Le difficoltà di superare le sue fragilità, la crisi artistica conseguente e l'impossibilità di riuscire. Da questo parte il racconto, che lambisce scogli di Shakespeare ed echi di Gaber, che rilegge Jarry e ricorda, dopo gli applausi, Gianni Palladino e con lui le presenze a volte meno appariscenti ma cruciali nel viaggio di ognuno.

La permanenza di Paolo Rossi nello spazio della Scatola Magica del Teatro Strehler fino al 22 di febbraio è stato accolta con grandissimo entusiasmo da un pubblico che lo ama molto, non solo come artista ma anche come interprete di un disagio e di uno smarrimento che è il nostro. Tutte le sere tutto esaurito. E una replica straordinaria il 30 marzo prossimo nella sala grande dello Strehler. Per ritrovare non un altro, ma quello stesso di prima, quello che allude e lascia che la battuta ti si sciolga in testa come un gianduiotto in bocca. Il dolce e l'amaro.

Quello a metà fra poetica e politica, quello che si trova nell'assurdo della vita a cercare di non spiegarlo. E cos'altro è questo, se non proprio uno straordinario esercizio di patafisica, "la scienza delle soluzioni immaginarie e delle leggi che regolano le eccezioni" come la definì lo stesso Jarry, la pratica delle eccezioni rispetto alle teorie: l'eccezione che conferma la regola o che la manda, con un sorriso, a fanculo.

Come per Jarry, così anche per Rossi la prassi scenica è una maniera personale ed anarchica per spiegare l'assurdità dell'esistenza.

E quindi questo riavvicinamento all'Itaca dell'arte per altra via, per altra strada, di un Rossi uguale a prima ma anche più consapevole della debolezza che è racchiusa nell'esercizio della forza e della forza che può nacere dall'indagine sulla debolezza, porta l'artista a perdere, con più tranquillità, di vista la meta per cercare se stesso nel percorso, nella via, nella strada.
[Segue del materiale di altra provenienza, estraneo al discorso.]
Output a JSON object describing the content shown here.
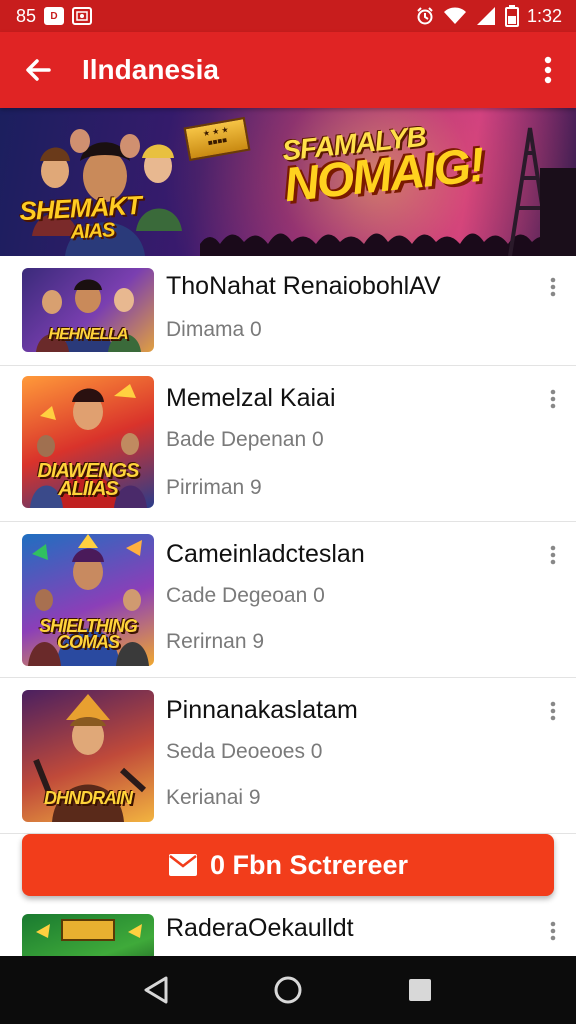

Per la stessa ragione del viaggio: viaggiare.

Jarry: l'incantesimo forsennato
Dal videoteatro al multimediale, il genio che ha rivoluzionato la scena

alfonso amendola

Un nome con costanza attraversa l'universo performativo: Alfred Jarry. Ed anche lo spazio del videoteatro vive rievocando, citando ed omaggiando il grande francese.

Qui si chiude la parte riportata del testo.